Posture is also important: If you adopt a submissive posture, round back, tucked shoulders, look in the shoes, you will have less confidence in yourself than if you straighten your bust with a straight back, open shoulders, high chin, and gaze all about the audience. This posture also helps with breathing, which is essential, and your voice will be more audible. If watching the audience is too much for you, remember that the most important thing is to sweep three strategic points when speaking (left, center, and right) to capture and hold the attention of your audience. So, in this case, you can look at the wall on the left, in the center, and the one on the right, nobody will see that you are not looking at people, the important thing is to switch from right to center to the left, regularly, throughout your speech. And do not forget to mark one or two seconds poses to support the strategic points of the message you want to convey, but also to catch your breath and place your voice (for those who tended to shallow breathing during this kind of exercises, it helps, ed).
-An important meeting: Knowing your file and being well prepared allows you to eliminate many fears.
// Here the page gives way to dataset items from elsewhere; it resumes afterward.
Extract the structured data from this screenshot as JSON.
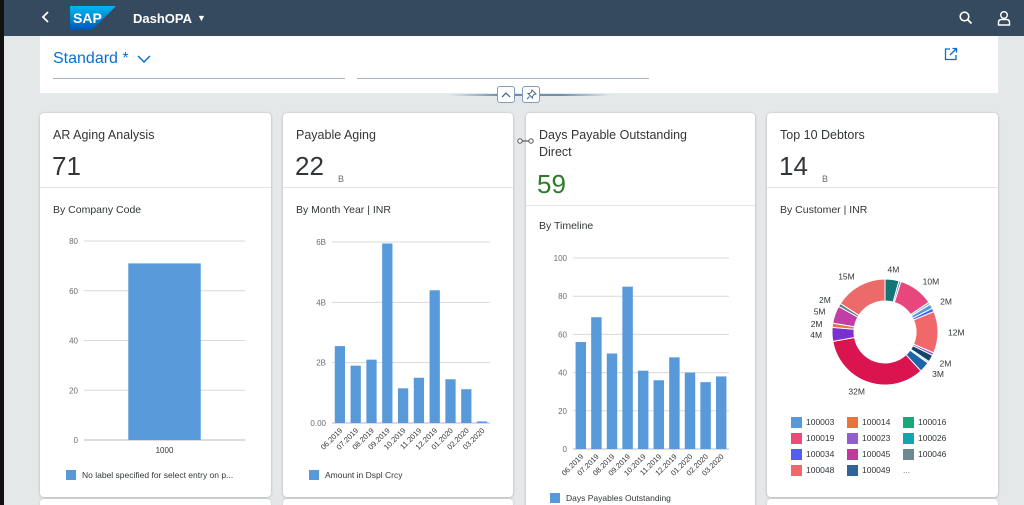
{
  "shell": {
    "back_icon": "chevron-left-icon",
    "logo_text": "SAP",
    "app_title": "DashOPA",
    "search_icon": "search-icon",
    "user_icon": "user-icon"
  },
  "header": {
    "variant_label": "Standard *",
    "share_icon": "share-icon",
    "collapse_icon": "chevron-up-icon",
    "pin_icon": "pin-icon"
  },
  "colors": {
    "shell_bg": "#354a5f",
    "accent": "#0a6ed1",
    "bar": "#5899da",
    "kpi_positive": "#2b7d2b"
  },
  "cards": [
    {
      "title": "AR Aging Analysis",
      "kpi": "71",
      "unit": "",
      "subtitle": "By Company Code",
      "legend": "No label specified for select entry on p..."
    },
    {
      "title": "Payable Aging",
      "kpi": "22",
      "unit": "B",
      "subtitle": "By Month Year | INR",
      "legend": "Amount in Dspl Crcy"
    },
    {
      "title": "Days Payable Outstanding Direct",
      "title_line1": "Days Payable Outstanding",
      "title_line2": "Direct",
      "kpi": "59",
      "unit": "",
      "subtitle": "By Timeline",
      "legend": "Days Payables Outstanding"
    },
    {
      "title": "Top 10 Debtors",
      "kpi": "14",
      "unit": "B",
      "subtitle": "By Customer | INR",
      "legend_more": "..."
    }
  ],
  "chart_data": [
    {
      "type": "bar",
      "title": "AR Aging Analysis",
      "categories": [
        "1000"
      ],
      "values": [
        71
      ],
      "ylim": [
        0,
        80
      ],
      "yticks": [
        "0",
        "20",
        "40",
        "60",
        "80"
      ],
      "ytick_values": [
        0,
        20,
        40,
        60,
        80
      ],
      "legend": [
        "No label specified for select entry on p..."
      ],
      "grid": true
    },
    {
      "type": "bar",
      "title": "Payable Aging",
      "categories": [
        "06.2019",
        "07.2019",
        "08.2019",
        "09.2019",
        "10.2019",
        "11.2019",
        "12.2019",
        "01.2020",
        "02.2020",
        "03.2020"
      ],
      "values": [
        2.55,
        1.9,
        2.1,
        5.95,
        1.15,
        1.5,
        4.4,
        1.45,
        1.12,
        0.05
      ],
      "units": "B",
      "ylim": [
        0,
        6
      ],
      "yticks": [
        "0.00",
        "2B",
        "4B",
        "6B"
      ],
      "ytick_values": [
        0,
        2,
        4,
        6
      ],
      "legend": [
        "Amount in Dspl Crcy"
      ],
      "grid": true
    },
    {
      "type": "bar",
      "title": "Days Payable Outstanding Direct",
      "categories": [
        "06.2019",
        "07.2019",
        "08.2019",
        "09.2019",
        "10.2019",
        "11.2019",
        "12.2019",
        "01.2020",
        "02.2020",
        "03.2020"
      ],
      "values": [
        56,
        69,
        50,
        85,
        41,
        36,
        48,
        40,
        35,
        38
      ],
      "ylim": [
        0,
        100
      ],
      "yticks": [
        "0",
        "20",
        "40",
        "60",
        "80",
        "100"
      ],
      "ytick_values": [
        0,
        20,
        40,
        60,
        80,
        100
      ],
      "legend": [
        "Days Payables Outstanding"
      ],
      "grid": true
    },
    {
      "type": "pie",
      "subtype": "donut",
      "title": "Top 10 Debtors",
      "slices": [
        {
          "name": "100016",
          "value": 4,
          "color": "#147575",
          "label": "4M"
        },
        {
          "name": "100003",
          "value": 0.6,
          "color": "#5899da",
          "label": ""
        },
        {
          "name": "100019",
          "value": 10,
          "color": "#e8467c",
          "label": "10M"
        },
        {
          "name": "100046",
          "value": 0.7,
          "color": "#9bb8c4",
          "label": ""
        },
        {
          "name": "100003b",
          "value": 1.3,
          "color": "#5899da",
          "label": "2M"
        },
        {
          "name": "100034",
          "value": 1,
          "color": "#4c5ef2",
          "label": ""
        },
        {
          "name": "100048",
          "value": 12,
          "color": "#f0686a",
          "label": "12M"
        },
        {
          "name": "100023",
          "value": 0.8,
          "color": "#945ecf",
          "label": ""
        },
        {
          "name": "100049",
          "value": 2,
          "color": "#13456d",
          "label": "2M"
        },
        {
          "name": "100026",
          "value": 0.5,
          "color": "#9bd9e0",
          "label": ""
        },
        {
          "name": "100049b",
          "value": 3,
          "color": "#1d64a8",
          "label": "3M"
        },
        {
          "name": "100019b",
          "value": 32,
          "color": "#d9144f",
          "label": "32M"
        },
        {
          "name": "100023b",
          "value": 4,
          "color": "#7c2fd0",
          "label": "4M"
        },
        {
          "name": "100014",
          "value": 1.2,
          "color": "#e8743b",
          "label": "2M"
        },
        {
          "name": "100045",
          "value": 5,
          "color": "#c13ea6",
          "label": "5M"
        },
        {
          "name": "100046b",
          "value": 1,
          "color": "#637c85",
          "label": "2M"
        },
        {
          "name": "100048b",
          "value": 15,
          "color": "#ec6a6a",
          "label": "15M"
        }
      ],
      "legend": [
        {
          "name": "100003",
          "color": "#5899da"
        },
        {
          "name": "100014",
          "color": "#e8743b"
        },
        {
          "name": "100016",
          "color": "#19a979"
        },
        {
          "name": "100019",
          "color": "#ed4a7b"
        },
        {
          "name": "100023",
          "color": "#945ecf"
        },
        {
          "name": "100026",
          "color": "#13a4b4"
        },
        {
          "name": "100034",
          "color": "#525df4"
        },
        {
          "name": "100045",
          "color": "#bf399e"
        },
        {
          "name": "100046",
          "color": "#6c8893"
        },
        {
          "name": "100048",
          "color": "#ee6868"
        },
        {
          "name": "100049",
          "color": "#2f6497"
        }
      ]
    }
  ]
}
Learn to breathe. Do you have a trembling voice? Get more air than you need, before and during your meeting. Beautiful, long, slow breaths at the top of your lungs. If you breathe properly, your mind will calm down. Slow and deep breathing helps tame stress, relativize and manage an unprecedented situation. If you want some tips to learn how to manage your mood and not get overwhelmed by the daily grind, you can take a look here.
Do you have your hands shaking in this kind of situation? If you are uncomfortable with it, place them on the table, or on your knees, in short, put them down and start your speech, you will see that it will stop after a few minutes.
-As the Anglo-Saxons say “fake it until you make it”. That is, adopt a posture, embody that person you want to be until you have achieved your goal.
Yes, self-confidence is a discipline, an everyday job. It is not innate, it is learned, from childhood until our last breath, through trials and successes. Working on our weak points allows us to expand our comfort zone, our range of possibilities, until we reach our goals. We are our own best friend, so let’s talk to ourselves in the way we would advise our best friend, with love, respect and tolerance.
I hope to have lit one or two lanterns, or at least to have persuaded you that it is never too late to work on your self-confidence, and to carry out your goals.